In another case, Carvin exposed the true identity of a hoax blogger. Syrian-American Amina Abdallah Arraf al Omari, who blogged as ‘Gay Girl in Damascus’, became a symbol to many Syrians’ fight for freedoms when unrest broke out there. When someone claiming to be her cousin tweeted that she had been abducted, there was wide concern all over the world, particularly in the lesbian, gay, bisexual, and transgender (LGBT) community, and the story was covered widely in the mainstream media. Several journalists, Carvin among them, raised doubts about her identity and after an exhaustive investigation that began on Twitter, Carvin helped to discover that Amina Arraf did not exist. She was fabricated entirely by an American named Tom McMaster.
Carvin told Radio Days that he has been ‘on the ground’ in the Arab unrest only once.
On a visit to Cairo in 2012, he and some friends were sitting at a rooftop café when they heard the pop-pop of teargas canisters. Rushing off to find the action, they ended up caught between the police on one hand and protesters on the other. He said this was when he realised that his brand of ‘bird’s eye view’ reporting was valuable, because someone embroiled in the action only gets a very localised idea of what’s going on.
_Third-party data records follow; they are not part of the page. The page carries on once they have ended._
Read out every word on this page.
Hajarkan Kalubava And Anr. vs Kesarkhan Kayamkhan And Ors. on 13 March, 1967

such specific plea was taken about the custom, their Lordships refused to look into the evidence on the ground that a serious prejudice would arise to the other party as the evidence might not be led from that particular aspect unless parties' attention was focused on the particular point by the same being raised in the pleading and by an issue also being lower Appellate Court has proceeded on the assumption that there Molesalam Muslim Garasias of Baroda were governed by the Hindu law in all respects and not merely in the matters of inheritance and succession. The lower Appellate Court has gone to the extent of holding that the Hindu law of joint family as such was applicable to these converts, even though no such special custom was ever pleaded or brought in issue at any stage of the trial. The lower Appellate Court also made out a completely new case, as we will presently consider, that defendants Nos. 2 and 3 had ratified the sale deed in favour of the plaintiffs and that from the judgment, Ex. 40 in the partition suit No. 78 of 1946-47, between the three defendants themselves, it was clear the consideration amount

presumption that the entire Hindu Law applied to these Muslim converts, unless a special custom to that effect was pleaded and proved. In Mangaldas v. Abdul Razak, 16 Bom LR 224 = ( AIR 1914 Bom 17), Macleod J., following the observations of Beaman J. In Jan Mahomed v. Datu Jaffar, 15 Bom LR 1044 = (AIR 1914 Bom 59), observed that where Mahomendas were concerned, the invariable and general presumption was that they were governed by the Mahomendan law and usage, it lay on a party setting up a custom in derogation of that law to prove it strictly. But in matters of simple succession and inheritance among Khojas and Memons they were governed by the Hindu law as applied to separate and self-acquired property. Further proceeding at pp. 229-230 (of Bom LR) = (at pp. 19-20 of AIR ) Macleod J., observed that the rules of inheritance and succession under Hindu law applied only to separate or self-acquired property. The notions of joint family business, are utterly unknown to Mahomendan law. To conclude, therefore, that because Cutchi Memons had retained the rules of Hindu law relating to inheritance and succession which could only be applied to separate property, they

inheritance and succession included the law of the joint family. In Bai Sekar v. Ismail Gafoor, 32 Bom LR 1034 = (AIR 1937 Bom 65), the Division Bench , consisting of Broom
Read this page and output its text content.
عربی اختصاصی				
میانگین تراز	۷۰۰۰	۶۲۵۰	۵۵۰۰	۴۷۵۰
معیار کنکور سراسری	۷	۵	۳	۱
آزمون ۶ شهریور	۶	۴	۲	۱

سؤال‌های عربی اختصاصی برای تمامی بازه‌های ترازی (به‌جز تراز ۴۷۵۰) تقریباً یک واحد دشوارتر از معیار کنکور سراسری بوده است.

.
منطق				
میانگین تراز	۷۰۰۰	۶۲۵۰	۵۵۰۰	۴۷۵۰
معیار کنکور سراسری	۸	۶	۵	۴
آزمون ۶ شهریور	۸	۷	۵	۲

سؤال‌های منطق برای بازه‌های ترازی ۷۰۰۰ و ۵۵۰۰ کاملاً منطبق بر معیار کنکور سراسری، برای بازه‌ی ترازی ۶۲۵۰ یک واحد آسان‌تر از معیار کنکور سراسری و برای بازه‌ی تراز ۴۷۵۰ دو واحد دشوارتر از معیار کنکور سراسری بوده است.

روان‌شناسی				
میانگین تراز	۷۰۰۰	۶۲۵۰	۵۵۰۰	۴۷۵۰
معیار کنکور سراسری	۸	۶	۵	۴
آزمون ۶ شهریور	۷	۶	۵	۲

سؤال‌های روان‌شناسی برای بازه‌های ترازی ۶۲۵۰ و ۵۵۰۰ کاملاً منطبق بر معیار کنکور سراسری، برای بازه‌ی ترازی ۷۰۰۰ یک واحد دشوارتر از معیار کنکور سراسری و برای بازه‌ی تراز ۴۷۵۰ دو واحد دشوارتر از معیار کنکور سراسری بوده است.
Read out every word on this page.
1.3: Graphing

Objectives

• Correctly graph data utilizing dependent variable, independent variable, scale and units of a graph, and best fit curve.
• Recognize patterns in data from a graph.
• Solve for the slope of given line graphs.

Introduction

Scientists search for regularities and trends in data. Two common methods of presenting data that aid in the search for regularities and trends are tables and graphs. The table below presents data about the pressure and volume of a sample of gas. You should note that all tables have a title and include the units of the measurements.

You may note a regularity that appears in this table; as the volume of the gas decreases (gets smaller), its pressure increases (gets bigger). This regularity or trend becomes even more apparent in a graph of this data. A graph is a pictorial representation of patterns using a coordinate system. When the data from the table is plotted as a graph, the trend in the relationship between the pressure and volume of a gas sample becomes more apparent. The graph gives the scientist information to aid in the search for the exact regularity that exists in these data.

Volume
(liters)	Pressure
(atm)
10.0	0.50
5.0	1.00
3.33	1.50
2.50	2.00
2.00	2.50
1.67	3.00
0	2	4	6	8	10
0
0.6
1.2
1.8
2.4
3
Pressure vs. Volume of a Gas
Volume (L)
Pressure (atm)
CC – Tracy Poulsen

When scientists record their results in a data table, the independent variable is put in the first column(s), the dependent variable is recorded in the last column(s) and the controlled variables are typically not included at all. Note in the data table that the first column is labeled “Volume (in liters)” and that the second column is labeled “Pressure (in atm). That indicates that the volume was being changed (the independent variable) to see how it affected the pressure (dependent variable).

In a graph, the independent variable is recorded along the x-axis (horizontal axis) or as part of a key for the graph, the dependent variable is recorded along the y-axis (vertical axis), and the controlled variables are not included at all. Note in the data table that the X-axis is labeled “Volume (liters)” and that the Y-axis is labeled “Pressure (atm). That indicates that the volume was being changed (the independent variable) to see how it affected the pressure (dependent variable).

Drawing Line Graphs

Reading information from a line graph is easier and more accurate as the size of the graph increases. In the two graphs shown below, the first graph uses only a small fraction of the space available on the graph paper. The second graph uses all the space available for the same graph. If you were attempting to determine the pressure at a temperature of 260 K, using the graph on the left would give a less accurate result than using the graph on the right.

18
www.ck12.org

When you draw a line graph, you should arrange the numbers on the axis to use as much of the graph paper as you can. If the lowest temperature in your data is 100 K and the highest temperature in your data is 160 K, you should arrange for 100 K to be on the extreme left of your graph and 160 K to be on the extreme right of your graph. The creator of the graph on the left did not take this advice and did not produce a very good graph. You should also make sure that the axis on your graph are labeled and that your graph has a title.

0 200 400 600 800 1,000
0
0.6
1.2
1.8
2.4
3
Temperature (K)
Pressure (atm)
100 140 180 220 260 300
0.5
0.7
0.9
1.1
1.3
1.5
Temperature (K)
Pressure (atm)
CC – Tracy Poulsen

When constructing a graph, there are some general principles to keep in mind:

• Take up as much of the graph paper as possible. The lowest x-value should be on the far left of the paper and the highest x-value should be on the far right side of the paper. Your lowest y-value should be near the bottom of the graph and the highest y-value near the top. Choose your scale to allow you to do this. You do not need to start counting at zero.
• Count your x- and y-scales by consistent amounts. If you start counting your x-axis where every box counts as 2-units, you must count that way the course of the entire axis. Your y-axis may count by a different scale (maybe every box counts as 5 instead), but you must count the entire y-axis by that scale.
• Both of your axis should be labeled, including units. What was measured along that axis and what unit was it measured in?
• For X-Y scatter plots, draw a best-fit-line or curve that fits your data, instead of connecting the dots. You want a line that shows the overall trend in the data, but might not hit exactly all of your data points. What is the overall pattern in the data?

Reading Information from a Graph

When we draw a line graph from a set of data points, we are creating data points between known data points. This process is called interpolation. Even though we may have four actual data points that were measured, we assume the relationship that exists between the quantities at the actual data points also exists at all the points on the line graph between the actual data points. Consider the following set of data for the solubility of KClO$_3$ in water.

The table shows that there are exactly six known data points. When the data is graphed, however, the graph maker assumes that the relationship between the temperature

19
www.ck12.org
He had no idea how many people were involved in that particular protest, or what was happening in other parts of the city. On the other hand, the bird’s eye view relies on reports from those on the ground.
This is why innovative approaches using social media will not replace traditional journalism, Carvin said. “Social media and field reporting are complementary,” he adds. “One will never replace the other.”